A solution containing 6.8 g of non-ionic solute in 100g of water was found to freeze at `-0.93^(@)C`. If `K_(f)` for water is 1.86, the mol. Mass of solute is

To find the molecular mass of the non-ionic solute in the given solution, we can follow these steps: ### Step 1: Determine the change in freezing point (ΔTf) The freezing point of pure water is 0°C. The freezing point of the solution is given as -0.93°C. \[ \Delta T_f = T_f(\text{pure water}) - T_f(\text{solution}) = 0°C - (-0.93°C) = 0.93°C \] ### Step 2: Use the formula for freezing point depression The formula for freezing point depression is given by: \[ \Delta T_f = K_f \cdot m \] Where: - \( \Delta T_f \) is the change in freezing point (0.93°C), - \( K_f \) is the cryoscopic constant (1.86°C kg/mol for water), - \( m \) is the molality of the solution. ### Step 3: Rearranging the formula to find molality (m) Rearranging the formula gives: \[ m = \frac{\Delta T_f}{K_f} = \frac{0.93°C}{1.86°C \, \text{kg/mol}} = 0.5 \, \text{mol/kg} \] ### Step 4: Calculate the number of moles of solute Molality (m) is defined as the number of moles of solute per kilogram of solvent.
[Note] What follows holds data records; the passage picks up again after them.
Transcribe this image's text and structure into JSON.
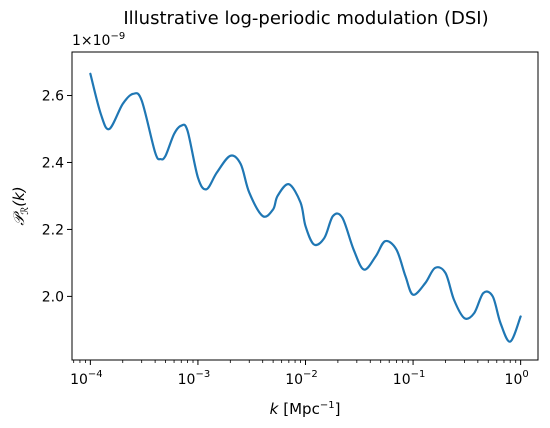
{
  "chart_data": {
    "type": "line",
    "title": "Illustrative log-periodic modulation (DSI)",
    "xlabel_math": "k",
    "xlabel_unit": "[Mpc",
    "xlabel_unit_exp": "−1",
    "xlabel_unit_close": "]",
    "ylabel_main": "𝒫",
    "ylabel_sub": "ℛ",
    "ylabel_arg": "(k)",
    "y_offset_base": "1×10",
    "y_offset_exp": "−9",
    "x_scale": "log",
    "xlim": [
      6.75e-05,
      1.45
    ],
    "ylim": [
      1.81,
      2.73
    ],
    "grid": false,
    "legend": "none",
    "x_ticks": [
      {
        "value": 0.0001,
        "base": "10",
        "exp": "−4"
      },
      {
        "value": 0.001,
        "base": "10",
        "exp": "−3"
      },
      {
        "value": 0.01,
        "base": "10",
        "exp": "−2"
      },
      {
        "value": 0.1,
        "base": "10",
        "exp": "−1"
      },
      {
        "value": 1,
        "base": "10",
        "exp": "0"
      }
    ],
    "y_ticks": [
      {
        "value": 2.0,
        "label": "2.0"
      },
      {
        "value": 2.2,
        "label": "2.2"
      },
      {
        "value": 2.4,
        "label": "2.4"
      },
      {
        "value": 2.6,
        "label": "2.6"
      }
    ],
    "series": [
      {
        "color": "#1f77b4",
        "x": [
          0.0001,
          0.000125,
          0.00015,
          0.0002,
          0.00025,
          0.0003,
          0.0004,
          0.00045,
          0.0005,
          0.0006,
          0.0007,
          0.0008,
          0.001,
          0.0012,
          0.0015,
          0.002,
          0.0025,
          0.003,
          0.004,
          0.005,
          0.0055,
          0.007,
          0.009,
          0.01,
          0.012,
          0.015,
          0.018,
          0.022,
          0.028,
          0.035,
          0.045,
          0.055,
          0.07,
          0.085,
          0.1,
          0.13,
          0.16,
          0.2,
          0.24,
          0.3,
          0.37,
          0.45,
          0.55,
          0.65,
          0.8,
          1.0
        ],
        "y": [
          2.665,
          2.545,
          2.5,
          2.575,
          2.605,
          2.585,
          2.43,
          2.41,
          2.42,
          2.485,
          2.51,
          2.495,
          2.355,
          2.32,
          2.37,
          2.42,
          2.395,
          2.31,
          2.24,
          2.26,
          2.3,
          2.335,
          2.28,
          2.21,
          2.155,
          2.175,
          2.24,
          2.235,
          2.14,
          2.08,
          2.12,
          2.165,
          2.14,
          2.06,
          2.005,
          2.04,
          2.085,
          2.07,
          1.99,
          1.935,
          1.95,
          2.01,
          2.0,
          1.92,
          1.865,
          1.94
        ]
      }
    ]
  }
}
We have 100 g of water, which is 0.1 kg. \[ m = \frac{\text{moles of solute}}{\text{kg of solvent}} \implies \text{moles of solute} = m \cdot \text{kg of solvent} = 0.5 \, \text{mol/kg} \cdot 0.1 \, \text{kg} = 0.05 \, \text{mol} \] ### Step 5: Calculate the molecular mass of the solute The molecular mass (M) of the solute can be calculated using the formula: \[ \text{Molecular mass} = \frac{\text{mass of solute (g)}}{\text{moles of solute}} = \frac{6.8 \, \text{g}}{0.05 \, \text{mol}} = 136 \, \text{g/mol} \] ### Final Answer The molecular mass of the solute is **136 g/mol**. ---